In flame-detection techniques of interest, a radiation sensor receives radiation whose flicker characteristics in a very low frequency range are used to distinguish between interfering radiation and radiation originating from a flame. Simple means for delimiting the frequency range or band include radiation-input filters and frequency-selective sensor-signal amplifiers, in both cases for realizing a predetermined passband, e.g., from 5 to 25 Hz. But even if the passband is optimally chosen for the detection of flame flicker, malfunctioning and false indications are relatively frequent, as it is quite common for unanticipated intensity variations of ambient radiation to lie in the passband. Such intensity variations can be caused, e.g., by shading or reflections by vibrating or slowly moving objects, by reflections of sunlight from water surfaces, or by flickering or unsteady light sources.
U.S. Pat.
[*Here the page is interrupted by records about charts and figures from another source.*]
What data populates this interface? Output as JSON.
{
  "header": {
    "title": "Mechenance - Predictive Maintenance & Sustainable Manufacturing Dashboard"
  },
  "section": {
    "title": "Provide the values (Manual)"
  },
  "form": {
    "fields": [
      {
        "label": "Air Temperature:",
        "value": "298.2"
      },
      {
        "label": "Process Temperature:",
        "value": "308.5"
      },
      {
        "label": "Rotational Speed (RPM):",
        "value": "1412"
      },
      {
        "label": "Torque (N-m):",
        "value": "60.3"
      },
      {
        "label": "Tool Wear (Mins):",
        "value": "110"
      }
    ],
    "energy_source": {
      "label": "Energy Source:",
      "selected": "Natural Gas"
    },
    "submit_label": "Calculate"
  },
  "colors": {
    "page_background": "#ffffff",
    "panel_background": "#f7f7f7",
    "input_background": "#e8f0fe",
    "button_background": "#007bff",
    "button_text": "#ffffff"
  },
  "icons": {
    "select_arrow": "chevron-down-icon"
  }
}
No. 3,739,365 discloses a method of the aforementioned type in which the susceptibility to interfering light is reduced by use of two types of sensors with different spectral sensitivities, and forming of the difference between the two sensor output signals in a limited low-frequency range.
In practice, it has been found that the susceptibility to extraneous radiation sources, and thus the probability of false alarms remain relatively high because interfering radiation may well appear in the critical frequency range. For this reason, the critical frequency range in state-of-the-art flame detectors consists of just a few narrow frequency bands. For example, U.S. Pat. No. 4,280,058 discloses evaluation, for alarm, of emissions in a wavelength range of approximately 4.4 .mu.m, i.e., in a range which is characteristic of carbon-dioxide combustion. But still, this does not prevent interfering radiation in this wavelength range from triggering a false alarm.
Sought are reliability in flame detection, elimination of interfering radiation, minimization of false alarms, and broad applicability.